CANARA Bank's initial public offer can be considered for investment. The bank has the financial health (reflected in lower net non-performing assets) to deal with adverse developments and the ability to grow without resorting to equity expansion in future (it has room for raising tier-II capital).

The offer price is relatively attractive vis-à-vis the ruling market valuation of the stock of Punjab National Bank which went public recently. In this backdrop, one may consider investing in the initial public offer.

Is it cheaper?

In PNB's case, the offer price was close to the book value of its stock adjusted for net non-performing assets per share. However, in Canara Bank's case, the book value of the stock adjusted for net NPAs is significantly higher than the offer price of Rs 35.

The offer price, prima facie, looks relatively cheap. However, when adjusted for other relevant factors, it no longer seems so. The relevant factors are:

  • The bank's exposure in the Dabhol project; and

  • Its liability in its subsidiary, Canfina.

    The bank's exposure in the Dabhol project is pegged at around Rs 350 crore. The quality of this asset is still very uncertain. In the case of Canfina, the bank will be making a provision of around Rs 259 crore between 2003 and 2007. More important, several court cases are pending, wherein Canfina is either the plaintiff or the defendant.

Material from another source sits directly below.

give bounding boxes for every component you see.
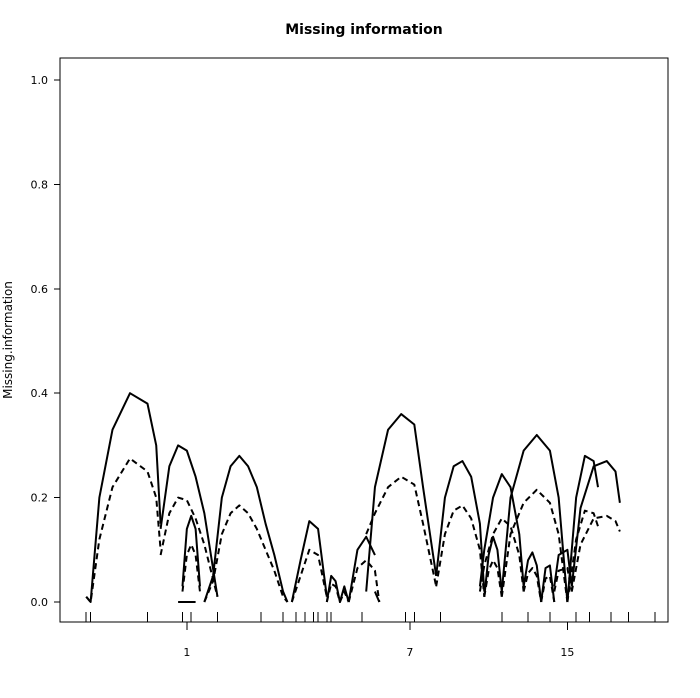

    In fact, support to subsidiaries has been a factor that has kept the bank's profitability down. Such support has completely offset the progress made by the bank in the area of NPA management. Provisions for others totalled Rs 239 crore and Rs 194 crore for years ended March 2001 and March 2002 respectively.

    If Canara Bank's profitability in 1999 to 2001 has been lower than PNB's, it is mainly because of the support to subsidiaries. Even in year ended March 2002, its profitability is comparable to PNB's because of the relatively larger contribution of sale of investments.

    In fact, these factors are reflected in the dividend yield of the two stocks prior to the initial public offer. PNB had declared a dividend of Rs 2.50 per share in the year ended March 2002 and came out with an offer priced at Rs 31 per share.

    In contrast, Canara Bank, whose offer price is Rs 35 per share, declared a dividend of Rs 1.38 per share.

    If the dividend payout of March 2002 is maintained for March 2003, then the dividend yield for the bank's shareholders would work out to 5.6 per cent on the offer price.

    In other words, Canara Bank's superior book value has not translated into relatively better returns for Canara Bank shareholders in the past because of the performance of its subsidiaries. Even though the worst appears to be over, it may take a couple of years for its financial strength to reflect in better returns to shareholders.

    Positives remain

    However, there are certain positive aspects that cannot be ignored. The level of net non-performing assets is a distinct advantage. At less than 4 per cent of net advances, this is one of the lowest among public sector banks. It will still be less than 5 per cent if the entire Dabhol exposure is treated as non-performing. In addition, even as a proportion of net worth, it is quite low at around 30 per cent. The comparable figure was around 75 per cent for PNB.

    These factors provide the bank the muscle to deal with adverse developments. Importantly, if interests rates do not rise significantly , the resultant boost to the financial strength of all public sector banks, including Canara Bank's, would be significant. Another factor is the level of tier-II capital. Banks are allowed to raise such capital up to 100 per cent of tier-I capital. In Canara Bank's case, with the proportion of tier-II capital at roughly half the tier-I capital, there is room for sustaining future growth without expanding equity. The bank is better placed than a few other PSBs in this respect.

    Overall, these factors suggest that investors can buy the stock through the offer. They may, however, need to wait for a couple of years before the investment pays off.

    Suitability: Banking sector stocks have exhibited relatively lower degree of volatility compared to the market index. However, in Canara Bank's case, the volatility could be higher because of the relatively lower dividend yield and the litigation tangles. Nevertheless, conservative investors can consider taking small exposures to the stock.